組換えHAポリペプチドをコードする核酸分子を含むベクターも本開示によって提供される。ベクターは、HAポリペプチドの発現のための任意の適切なベクター(哺乳動物発現ベクターなど)であり得る。特定の実施例では、ベクターはpTR600発現ベクターである(米国特許出願公開第2002/0106798号(本明細書中で参考として援用される);Rossら,Nat Immunol.1(2):102−103,2000;Greenら,Vaccine 20:242−248,2001)。

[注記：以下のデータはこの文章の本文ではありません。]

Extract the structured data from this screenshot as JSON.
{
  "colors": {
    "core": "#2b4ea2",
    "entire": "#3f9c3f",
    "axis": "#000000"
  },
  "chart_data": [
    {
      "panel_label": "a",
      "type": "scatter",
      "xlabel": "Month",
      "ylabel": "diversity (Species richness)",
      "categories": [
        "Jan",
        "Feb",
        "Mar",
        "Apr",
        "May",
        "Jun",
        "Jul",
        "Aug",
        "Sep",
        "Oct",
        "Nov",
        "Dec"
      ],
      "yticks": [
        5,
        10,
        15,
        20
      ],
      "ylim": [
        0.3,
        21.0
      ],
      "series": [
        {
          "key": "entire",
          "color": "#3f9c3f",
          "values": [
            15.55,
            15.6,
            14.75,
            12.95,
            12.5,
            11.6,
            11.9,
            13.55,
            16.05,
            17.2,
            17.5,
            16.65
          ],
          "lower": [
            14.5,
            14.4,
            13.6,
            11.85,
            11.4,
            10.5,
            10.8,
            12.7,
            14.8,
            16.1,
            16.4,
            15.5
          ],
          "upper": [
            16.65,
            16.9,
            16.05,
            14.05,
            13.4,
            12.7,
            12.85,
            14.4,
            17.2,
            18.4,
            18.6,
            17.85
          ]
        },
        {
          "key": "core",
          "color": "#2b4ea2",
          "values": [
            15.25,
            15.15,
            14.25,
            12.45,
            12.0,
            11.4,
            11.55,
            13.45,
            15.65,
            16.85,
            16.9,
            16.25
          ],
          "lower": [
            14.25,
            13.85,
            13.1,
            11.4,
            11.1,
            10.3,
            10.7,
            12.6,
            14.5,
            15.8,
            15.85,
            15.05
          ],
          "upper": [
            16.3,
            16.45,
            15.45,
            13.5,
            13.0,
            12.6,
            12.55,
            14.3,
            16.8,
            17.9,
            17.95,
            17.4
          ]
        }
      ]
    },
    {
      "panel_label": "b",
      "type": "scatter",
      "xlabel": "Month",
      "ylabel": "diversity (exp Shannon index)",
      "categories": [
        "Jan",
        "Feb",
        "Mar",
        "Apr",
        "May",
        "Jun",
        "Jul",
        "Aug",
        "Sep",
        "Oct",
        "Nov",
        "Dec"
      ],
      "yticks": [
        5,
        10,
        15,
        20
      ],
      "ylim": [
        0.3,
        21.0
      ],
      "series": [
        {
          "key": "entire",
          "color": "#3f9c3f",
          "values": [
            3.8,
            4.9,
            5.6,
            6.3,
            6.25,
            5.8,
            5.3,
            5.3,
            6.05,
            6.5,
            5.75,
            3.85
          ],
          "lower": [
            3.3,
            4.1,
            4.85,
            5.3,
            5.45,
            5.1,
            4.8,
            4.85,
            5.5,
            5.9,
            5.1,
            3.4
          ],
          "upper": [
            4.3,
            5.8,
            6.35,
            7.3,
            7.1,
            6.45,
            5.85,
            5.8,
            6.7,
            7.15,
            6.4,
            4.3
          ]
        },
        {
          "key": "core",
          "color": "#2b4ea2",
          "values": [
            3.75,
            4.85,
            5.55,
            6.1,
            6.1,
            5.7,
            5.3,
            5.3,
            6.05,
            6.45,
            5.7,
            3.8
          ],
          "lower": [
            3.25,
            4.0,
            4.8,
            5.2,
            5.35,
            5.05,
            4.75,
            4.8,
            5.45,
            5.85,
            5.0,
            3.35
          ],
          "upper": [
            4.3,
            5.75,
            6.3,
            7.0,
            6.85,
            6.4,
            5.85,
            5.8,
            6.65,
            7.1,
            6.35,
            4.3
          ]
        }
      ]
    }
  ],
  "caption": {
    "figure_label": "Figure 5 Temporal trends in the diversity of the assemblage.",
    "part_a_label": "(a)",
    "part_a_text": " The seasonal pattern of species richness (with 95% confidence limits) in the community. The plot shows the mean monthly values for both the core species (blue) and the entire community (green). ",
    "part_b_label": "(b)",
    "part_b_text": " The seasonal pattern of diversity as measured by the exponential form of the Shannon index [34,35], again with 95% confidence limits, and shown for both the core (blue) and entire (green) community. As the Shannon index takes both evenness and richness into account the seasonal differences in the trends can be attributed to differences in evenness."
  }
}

いくつかの例では、ベクターは、HAポリペプチドをコードする核酸配列に作動可能に連結したプロモーターを含む。特定の例では、プロモーターはCMVプロモーターである。
開示のベクターを含む単離細胞も提供する。いくつかの場合、細胞は、VLPの産生および発現に適切な任意の細胞型(哺乳動物細胞など)である。
本明細書中に開示の最適化したHAポリペプチドを含むインフルエンザVLPをさらに提供する。インフルエンザVLPは、ウイルス粒子の形成に必要な任意のさらなるインフルエンザタンパク質をさらに含むことができる。いくつかの実施形態では、インフルエンザVLPは、インフルエンザノイラミニダーゼ(NA)タンパク質、インフルエンザマトリックス(M1)タンパク質、またはその両方をさらに含む。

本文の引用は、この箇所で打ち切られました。